En référence au titre de ton troisième album, quelle serait la plus belle des maladresses selon toi ?
Tout l’amour que l’on ne dit pas, le fait de ne pas savoir quoi dire et d’avoir l’air d’un con alors que dans la tête, il y a tout ce qu’il faut. Confondre la haine et l’amour contrarié.
Dans la chanson qui donne son titre à ton nouvel album, tu évoques le fait de ne plus trouver de modèles, peux-tu nous citer quelques artistes qui font partie des tiens ?

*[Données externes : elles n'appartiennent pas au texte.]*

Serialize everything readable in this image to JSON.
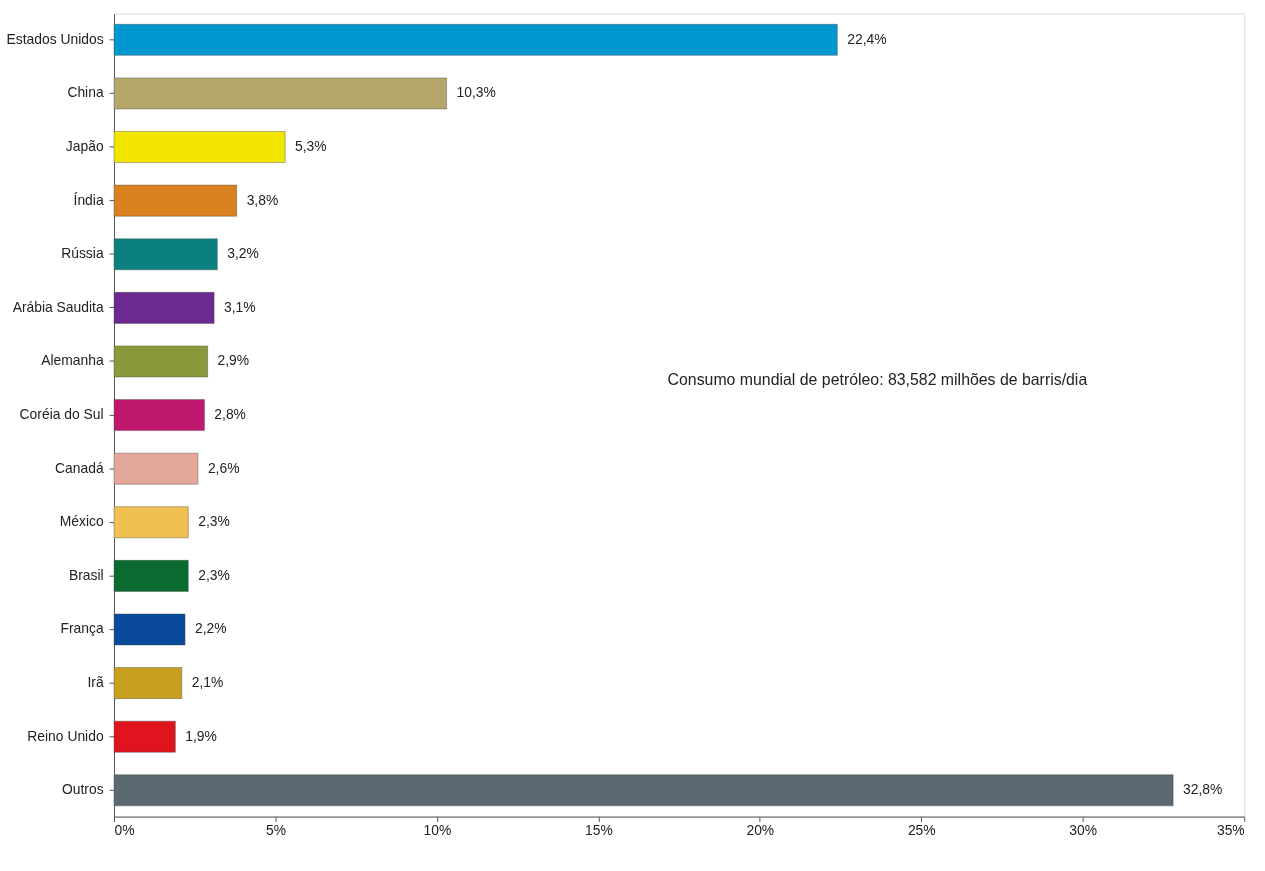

Mes modèles sont souvent des gens qui ne veulent surtout pas l’être parce qu’ils assument leurs doutes et le fait de ne rien savoir. Fabien Tharin ; qui est un auteur Suisse ; est un immense modèle. Alors qu’il fait de la musique, il a une sorte de philosophie, il écrit des chansons dans le sable ou dans l’eau car son but est de ne pas laisser de traces. Il s’interroge beaucoup sur la surproduction dans la musique. Alexis HK dont j’apprécie le second degré et le profil usé. Parmi les femmes, je peux citer Lynda Lemay, Anne Sylvestre, Evelyne Gallet…Dans la littérature, un auteur tel que Baudelaire qui avait ce truc de loser. J’aime beaucoup ces personnes dont on dit que ce sont des génies après coup.
Quels sont tes prochains projets ?
Ce nouvel album a une dimension très cinématographique et même si j’ai beaucoup de mal à me montrer, d’autres mises en images assez crues sont à prévoir. La tournée repartira à l’automne. Maintenant que j’ai l’impression d’être arrivée au bout de ma thérapie personnelle, j’ai envie d’ouvrir sur l’extérieur. J’ai déjà fait quelques duos ou bosser avec d’autres personnes mais c’était toujours des hommes et j’ai très envie de collaborer avec des femmes. Je suis enfin prête à aller chercher l’honnêteté dans cet échange-là.